Women and Children’s Shelter helps women make long-term life changes while reconnecting them to community and God.
Each afternoon around 4:30, Tina Hildebrand looks around LifePath Christian Ministries Women and Children’s Shelter and smiles at the energy.
Kids are running off their pent-up energy, women are getting home from work, and Dexter, a fluffy little American Eskimo poodle mix who’s become the house dog, is weaving in and out of all the action.
Tina’s the director of Women and Family Ministry at LifePath, and her office door, which sits just inside the lobby, is always open.
It’s part of the warmth and compassion she brings to her work. She’s not separate or above the women staying at the shelter. It’s one small intention among many that makes LifePath unique.
LifePath Christian Ministries is donor-funded — the organization does not receive government money.
That’s an intentional choice, says LifePath chief program officer Steve Brubaker.
Being funded by donors means they can support people in ways they’ve found work best — with longer stays and programs to help change mindsets and heal souls.
“The government doesn’t have the ability to walk with women long term,” he says. “We do.”
Breaking the cycle
LifePath isn’t just a place to sleep. Every woman who comes through the doors is connected with a counselor. Individual needs are evaluated and, together, they set goals.

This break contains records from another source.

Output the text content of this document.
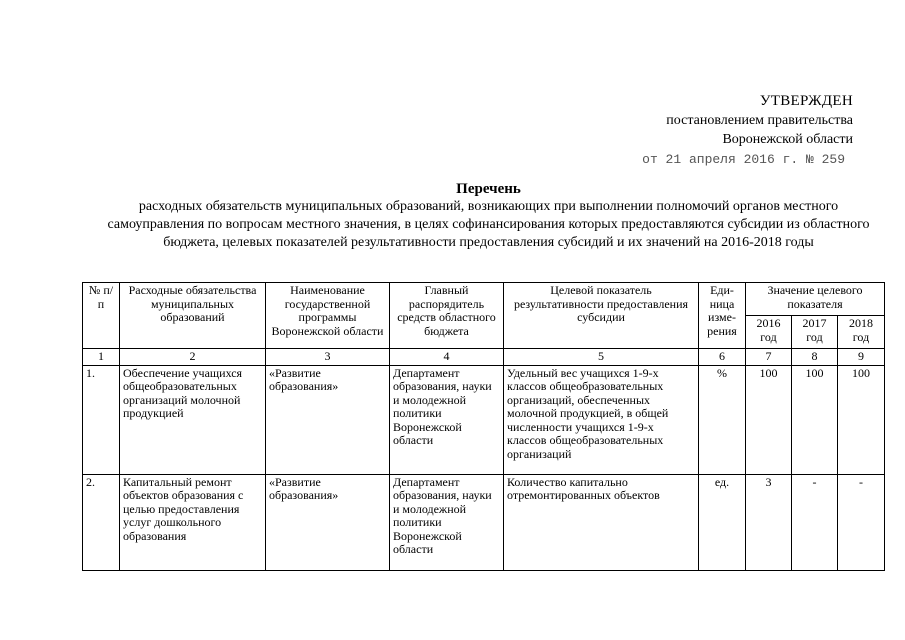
УТВЕРЖДЕН
постановлением правительства
Воронежской области
от 21 апреля 2016 г. № 259
Перечень
расходных обязательств муниципальных образований, возникающих при выполнении полномочий органов местного самоуправления по вопросам местного значения, в целях софинансирования которых предоставляются субсидии из областного бюджета, целевых показателей результативности предоставления субсидий и их значений на 2016-2018 годы
№ п/п	Расходные обязательства муниципальных образований	Наименование государственной программы Воронежской области	Главный распорядитель средств областного бюджета	Целевой показатель результативности предоставления субсидии	Еди-ница изме-рения	Значение целевого показателя		
						2016 год	2017 год	2018 год
1	2	3	4	5	6	7	8	9
1.	Обеспечение учащихся общеобразовательных организаций молочной продукцией	«Развитие образования»	Департамент образования, науки и молодежной политики Воронежской области	Удельный вес учащихся 1-9-х классов общеобразовательных организаций, обеспеченных молочной продукцией, в общей численности учащихся 1-9-х классов общеобразовательных организаций	%	100	100	100
2.	Капитальный ремонт объектов образования с целью предоставления услуг дошкольного образования	«Развитие образования»	Департамент образования, науки и молодежной политики Воронежской области	Количество капитально отремонтированных объектов	ед.	3	-	-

Mental health issues, domestic violence, substance abuse, catastrophic life events, and incarceration are just some of the things that lead women to LifePath.
For many, homelessness has been a cycle, a pattern in their life, often one that developed when they were children themselves, says Tina.

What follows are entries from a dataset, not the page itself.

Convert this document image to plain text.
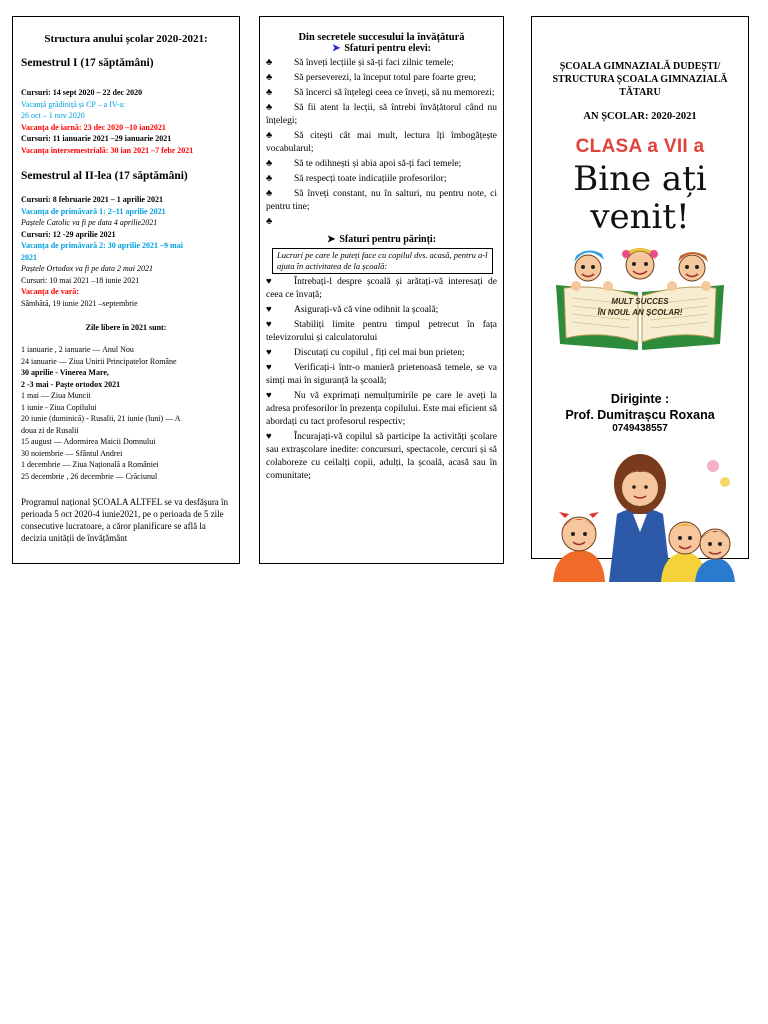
Structura anului școlar 2020-2021:
Semestrul I (17 săptămâni)
Cursuri: 14 sept 2020 – 22 dec 2020
Vacanță grădiniță și CP – a IV-a:
26 oct – 1 nov 2020
Vacanța de iarnă: 23 dec 2020 –10 ian2021
Cursuri: 11 ianuarie 2021 –29 ianuarie 2021
Vacanța intersemestrială: 30 ian 2021 –7 febr 2021
Semestrul al II-lea (17 săptămâni)
Cursuri: 8 februarie 2021 – 1 aprilie 2021
Vacanța de primăvară 1: 2–11 aprilie 2021
Paștele Catolic va fi pe data 4 aprilie2021
Cursuri: 12 -29 aprilie 2021
Vacanța de primăvară 2: 30 aprilie 2021 –9 mai
2021
Paștele Ortodox va fi pe data 2 mai 2021
Cursuri: 10 mai 2021 –18 iunie 2021
Vacanța de vară:
Sâmbătă, 19 iunie 2021 –septembrie
Zile libere în 2021 sunt:
1 ianuarie , 2 ianuarie — Anul Nou
24 ianuarie — Ziua Unirii Principatelor Române
30 aprilie - Vinerea Mare,
2 -3 mai - Paște ortodox 2021
1 mai — Ziua Muncii
1 iunie - Ziua Copilului
20 iunie (duminică) - Rusalii, 21 iunie (luni) — A
doua zi de Rusalii
15 august — Adormirea Maicii Domnului
30 noiembrie — Sfântul Andrei
1 decembrie — Ziua Națională a României
25 decembrie , 26 decembrie — Crăciunul
Programul național ȘCOALA ALTFEL se va desfășura în perioada 5 oct 2020-4 iunie2021, pe o perioada de 5 zile consecutive lucratoare, a căror planificare se află la decizia unității de învățământ
Din secretele succesului la învățătură
➤ Sfaturi pentru elevi:
♣ Să înveți lecțiile și să-ți faci zilnic temele;
♣ Să perseverezi, la început totul pare foarte greu;
♣ Să încerci să înțelegi ceea ce înveți, să nu memorezi;
♣ Să fii atent la lecții, să întrebi învățătorul când nu înțelegi;
♣ Să citești cât mai mult, lectura îți îmbogățește vocabularul;
♣ Să te odihnești și abia apoi să-ți faci temele;
♣ Să respecți toate indicațiile profesorilor;
♣ Să înveți constant, nu în salturi, nu pentru note, ci pentru tine;
♣
➤ Sfaturi pentru părinți:
Lucruri pe care le puteți face cu copilul dvs. acasă, pentru a-l ajuta în activitatea de la școală:
♥ Întrebați-l despre școală și arătați-vă interesați de ceea ce învață;
♥ Asigurați-vă că vine odihnit la școală;
♥ Stabiliți limite pentru timpul petrecut în fața televizorului și calculatorului
♥ Discutați cu copilul , fiți cel mai bun prieten;
♥ Verificați-i într-o manieră prietenoasă temele, se va simți mai în siguranță la școală;
♥ Nu vă exprimați nemulțumirile pe care le aveți la adresa profesorilor în prezența copilului. Este mai eficient să abordați cu tact profesorul respectiv;
♥ Încurajați-vă copilul să participe la activități școlare sau extrașcolare inedite: concursuri, spectacole, cercuri și să colaboreze cu ceilalți copii, adulți, la școală, acasă sau în comunitate;
ȘCOALA GIMNAZIALĂ DUDEȘTI/ STRUCTURA ȘCOALA GIMNAZIALĂ TĂTARU
AN ȘCOLAR: 2020-2021
CLASA a VII a
Bine ați venit!
MULT SUCCES
ÎN NOUL AN ȘCOLAR!
Diriginte :
Prof. Dumitrașcu Roxana
0749438557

It took years to build the habits that led these women to homelessness, and it takes time to break those habits too, she says.
At LifePath, they work to not just meet the immediate need for shelter and security, but to examine the root cause behind the homelessness – and try to change that.

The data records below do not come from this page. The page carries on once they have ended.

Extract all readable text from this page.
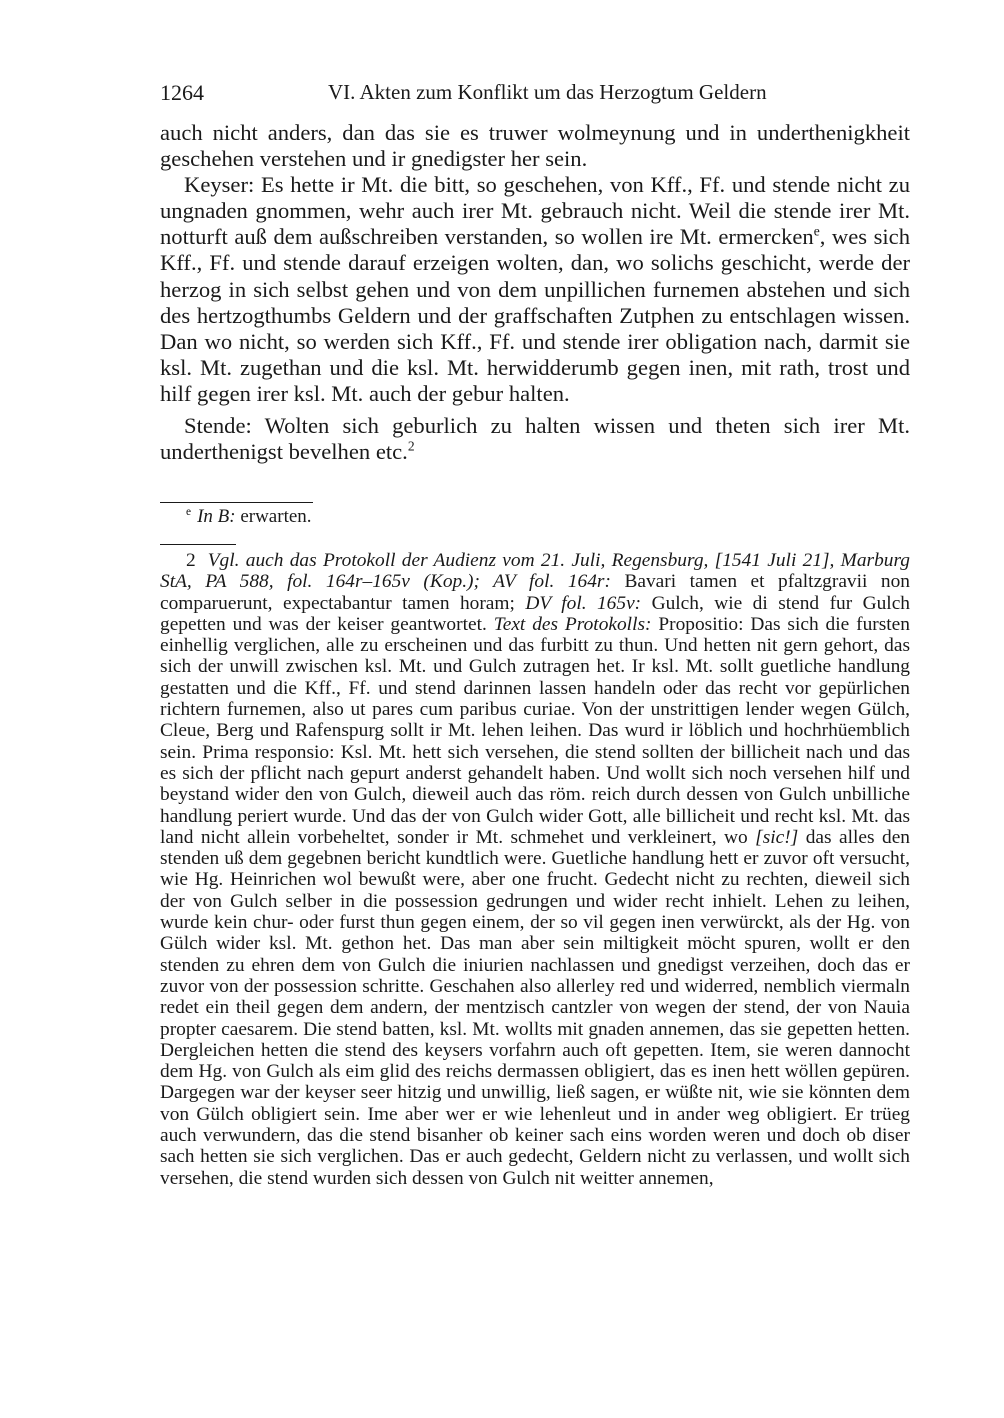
1264	VI. Akten zum Konflikt um das Herzogtum Geldern

auch nicht anders, dan das sie es truwer wolmeynung und in underthenigkheit geschehen verstehen und ir gnedigster her sein.

Keyser: Es hette ir Mt. die bitt, so geschehen, von Kff., Ff. und stende nicht zu ungnaden gnommen, wehr auch irer Mt. gebrauch nicht. Weil die stende irer Mt. notturft auß dem außschreiben verstanden, so wollen ire Mt. ermercken$^e$, wes sich Kff., Ff. und stende darauf erzeigen wolten, dan, wo solichs geschicht, werde der herzog in sich selbst gehen und von dem unpillichen furnemen abstehen und sich des hertzogthumbs Geldern und der graffschaften Zutphen zu entschlagen wissen. Dan wo nicht, so werden sich Kff., Ff. und stende irer obligation nach, darmit sie ksl. Mt. zugethan und die ksl. Mt. herwidderumb gegen inen, mit rath, trost und hilf gegen irer ksl. Mt. auch der gebur halten.

Stende: Wolten sich geburlich zu halten wissen und theten sich irer Mt. underthenigst bevelhen etc.$^2$

$^e$ In B: erwarten.
2 Vgl. auch das Protokoll der Audienz vom 21. Juli, Regensburg, [1541 Juli 21], Marburg StA, PA 588, fol. 164r–165v (Kop.); AV fol. 164r: Bavari tamen et pfaltzgravii non comparuerunt, expectabantur tamen horam; DV fol. 165v: Gulch, wie di stend fur Gulch gepetten und was der keiser geantwortet. Text des Protokolls: Propositio: Das sich die fursten einhellig verglichen, alle zu erscheinen und das furbitt zu thun. Und hetten nit gern gehort, das sich der unwill zwischen ksl. Mt. und Gulch zutragen het. Ir ksl. Mt. sollt guetliche handlung gestatten und die Kff., Ff. und stend darinnen lassen handeln oder das recht vor gepürlichen richtern furnemen, also ut pares cum paribus curiae. Von der unstrittigen lender wegen Gülch, Cleue, Berg und Rafenspurg sollt ir Mt. lehen leihen. Das wurd ir löblich und hochrhüemblich sein. Prima responsio: Ksl. Mt. hett sich versehen, die stend sollten der billicheit nach und das es sich der pflicht nach gepurt anderst gehandelt haben. Und wollt sich noch versehen hilf und beystand wider den von Gulch, dieweil auch das röm. reich durch dessen von Gulch unbilliche handlung periert wurde. Und das der von Gulch wider Gott, alle billicheit und recht ksl. Mt. das land nicht allein vorbeheltet, sonder ir Mt. schmehet und verkleinert, wo [sic!] das alles den stenden uß dem gegebnen bericht kundtlich were. Guetliche handlung hett er zuvor oft versucht, wie Hg. Heinrichen wol bewußt were, aber one frucht. Gedecht nicht zu rechten, dieweil sich der von Gulch selber in die possession gedrungen und wider recht inhielt. Lehen zu leihen, wurde kein chur- oder furst thun gegen einem, der so vil gegen inen verwürckt, als der Hg. von Gülch wider ksl. Mt. gethon het. Das man aber sein miltigkeit möcht spuren, wollt er den stenden zu ehren dem von Gulch die iniurien nachlassen und gnedigst verzeihen, doch das er zuvor von der possession schritte. Geschahen also allerley red und widerred, nemblich viermaln redet ein theil gegen dem andern, der mentzisch cantzler von wegen der stend, der von Nauia propter caesarem. Die stend batten, ksl. Mt. wollts mit gnaden annemen, das sie gepetten hetten. Dergleichen hetten die stend des keysers vorfahrn auch oft gepetten. Item, sie weren dannocht dem Hg. von Gulch als eim glid des reichs dermassen obligiert, das es inen hett wöllen gepüren. Dargegen war der keyser seer hitzig und unwillig, ließ sagen, er wüßte nit, wie sie könnten dem von Gülch obligiert sein. Ime aber wer er wie lehenleut und in ander weg obligiert. Er trüeg auch verwundern, das die stend bisanher ob keiner sach eins worden weren und doch ob diser sach hetten sie sich verglichen. Das er auch gedecht, Geldern nicht zu verlassen, und wollt sich versehen, die stend wurden sich dessen von Gulch nit weitter annemen,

“We want to help these women develop a mindset that will change the way they’re living their lives,” Tina says.
No two women at LifePath are alike. That’s why individual goals and plans are so important. Beyond those personalized plans, there are two main tracks in addition to the emergency 30-day shelter to help women meet their long-term goals.
Women on the reconnect track stay three to six months at LifePath. While there, they can save up money, seek employment, and find the support they’ll need to make long-term changes.
The life management track is for women seeking a personal relationship with Jesus Christ. These women take classes and Bible studies and stay a year or longer.
Whatever their track, women at the shelter focus on relationship-building and live in community. They meet regularly with counselors and work to discover and change the root cause of their problems.
“When these women start to feel empowered in their life, it’s amazing to see the confidence that comes through,” Tina says.
People don’t change overnight.
It’s the little things that eventually add up, Tina says.
One situation at a time, one decision at a time, slowly changes are made until one day a person looks around and realizes they’re not who they were a year ago.
Even those who are successful at LifePath may cycle back.
On average, a person comes into a program seven times before it sticks and they sustain recovery, Steve says.
And that’s OK. LifePath is with these women for the long haul.
“We want to be there on the seventh time,” he says.
For Tina, success is seeing a woman who has become more self-aware, more responsible, who has found her voice.
She celebrates the small victories and makes sure every woman at LifePath knows that she sees them, and God sees them.
“Every life has value,” she says.
When a woman who comes through LifePath begins to see her value, that’s something worth celebrating.